Intervention de Alain Juppé

Réunion du 22 mars 2011 à 15h15
Situation en libye — Déclaration du gouvernement suivie d'un débat

Alain Juppé, ministre d'État :

Ce n’est pas exact, madame Voynet : des contacts ont été pris, les décisions ont été mûrement réfléchies, et ce n’est pas parce qu’un certain vertige médiatique, né sous l’impulsion de tels ou tels spécialistes de la chose, s’est manifesté qu’il faut parler d’improvisation !

Le Président de la République a reçu les responsables du Conseil national de transition, entretien auquel il était prévu que j’assiste ; étant à Bruxelles, je n’ai pas pu le faire, mais j’ai reçu moi-même ces responsables dans l’après-midi.

C’est donc en toute connaissance de cause que nous avons procédé à cette reconnaissance politique qui, dès le lendemain, le vendredi 11 mars, a été validée par l’ensemble de nos partenaires européens, puisque, dans la déclaration du sommet exceptionnel sur la Libye, figure une phrase dans laquelle le Conseil national de transition est salué comme l’interlocuteur politique valable pour l’Union européenne.

On a par ailleurs reproché à ce conseil de compter dans ses rangs d’anciens ministres du général Kadhafi. Pour ma part, je ne connais pas de révolution où, dans un premier temps, les révolutionnaires n’aient pas été un tant soit peu impliqués dans le régime qui a précédé… Cela a été vrai pour la Révolution française, dans une première étape de son déroulement et, plus généralement, pour toutes les révolutions, y compris à l’Est.

N’utilisons donc pas cet argument pour discréditer le Conseil national de transition. Aujourd’hui, je ne connais pas d’autre interlocuteur qui se soit organisé et manifesté.

« Qui sont ces gens ? », m’a-t-il été demandé à Bruxelles. Eh bien, ces gens, ce sont tout simplement tous ceux qui soutiennent les Libyens en train de se battre pour leur liberté, et pour leur survie à Benghazi, et je crois que nous avons intérêt à continuer à travailler avec eux.

Une troisième question importante, et même décisive, a été plusieurs fois abordée, celle de la chaîne de commandement de l’opération.

La France, dès le départ, a affiché clairement la couleur.

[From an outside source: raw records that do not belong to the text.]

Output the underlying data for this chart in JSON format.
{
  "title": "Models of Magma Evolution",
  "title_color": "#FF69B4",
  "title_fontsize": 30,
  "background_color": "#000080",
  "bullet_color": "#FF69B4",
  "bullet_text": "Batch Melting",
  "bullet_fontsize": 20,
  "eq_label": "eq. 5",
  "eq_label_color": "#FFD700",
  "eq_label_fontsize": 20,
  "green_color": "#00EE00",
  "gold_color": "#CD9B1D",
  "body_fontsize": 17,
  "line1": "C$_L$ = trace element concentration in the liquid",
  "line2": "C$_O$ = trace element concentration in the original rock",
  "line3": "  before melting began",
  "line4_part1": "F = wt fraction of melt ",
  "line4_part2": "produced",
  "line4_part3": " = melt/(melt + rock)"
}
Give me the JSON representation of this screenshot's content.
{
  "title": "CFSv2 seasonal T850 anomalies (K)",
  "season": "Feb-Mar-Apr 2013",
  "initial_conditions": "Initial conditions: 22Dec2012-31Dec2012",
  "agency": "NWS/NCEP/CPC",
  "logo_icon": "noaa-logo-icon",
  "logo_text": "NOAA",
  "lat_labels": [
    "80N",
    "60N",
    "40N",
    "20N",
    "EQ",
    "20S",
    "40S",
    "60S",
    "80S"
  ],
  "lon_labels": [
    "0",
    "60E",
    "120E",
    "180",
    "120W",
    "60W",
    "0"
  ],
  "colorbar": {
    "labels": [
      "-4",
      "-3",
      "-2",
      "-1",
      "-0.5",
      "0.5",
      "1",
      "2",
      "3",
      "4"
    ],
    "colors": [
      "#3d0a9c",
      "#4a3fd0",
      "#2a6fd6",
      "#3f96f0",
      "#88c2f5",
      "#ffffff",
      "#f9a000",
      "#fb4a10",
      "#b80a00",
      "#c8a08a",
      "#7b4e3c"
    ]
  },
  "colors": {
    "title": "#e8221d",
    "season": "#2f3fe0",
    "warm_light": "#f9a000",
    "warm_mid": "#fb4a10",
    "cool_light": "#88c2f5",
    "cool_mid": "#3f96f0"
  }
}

L’OTAN n’est pas l’organisation la mieux appropriée pour piloter politiquement une opération de ce type dans un pays arabe, comme l’a encore redit aujourd'hui la Ligue arabe dans sa réunion du Caire.

Pour nous, l’articulation des responsabilités est claire : c’est une opération sous mandat des Nations unies mise en œuvre par une coalition d’États, qui ne sont pas tous membres de l’OTAN, comme c’est, que je sache, le cas du Qatar et des Émirats arabes unis. Ce sont donc l’ONU et la coalition qui assurent le pilotage politique de l’opération.

Naturellement, à un certain stade, nous aurons besoin de nous appuyer sur la force de planification et sur les capacités opérationnelles de l’OTAN, mais le leadership politique ne sera pas exercé à ce niveau-là.

D’ailleurs, mon homologue britannique William Hague et moi-même sommes en train de constituer un groupe de pilotage politique, dont le nom n’est pas encore déterminé. Ce groupe devrait se réunir cette semaine à Bruxelles, à Londres ou à Paris. Il devrait regrouper les pays intervenant dans l’opération ainsi que des pays arabes, et pourquoi pas des pays africains, ce qui devrait démontrer que la stratégie politique est bien développée à cet échelon-là. Ensuite, je le répète, l’OTAN interviendra en tant que force de planification ou avec ses capacités opérationnelles.

La quatrième question évoquée porte sur le risque d’enlisement. Mesdames, messieurs les sénateurs, vous aimeriez sans doute que je vous indique dès aujourd’hui la suite des opérations. Vous comprendrez bien que je sois dans l’incapacité en cet instant de répondre à cette attente, faute d’éléments.

En tout cas, nous ne voulons pas nous engager dans une action de longue durée. L’opération aérienne sera limitée dans le temps. Nos amis américains ont déjà fait savoir que telle était leur intention. Nous sommes exactement sur la même ligne.

À plusieurs reprises a été posée la question d’une intervention au sol. Elle me surprend beaucoup. En effet, la résolution 1973 du Conseil de sécurité est absolument formelle : il n’y aura pas d’intervention au sol et pas d’occupation de la Libye. L’opération en cours s’inscrit dans ce cadre-là et ne va pas au-delà.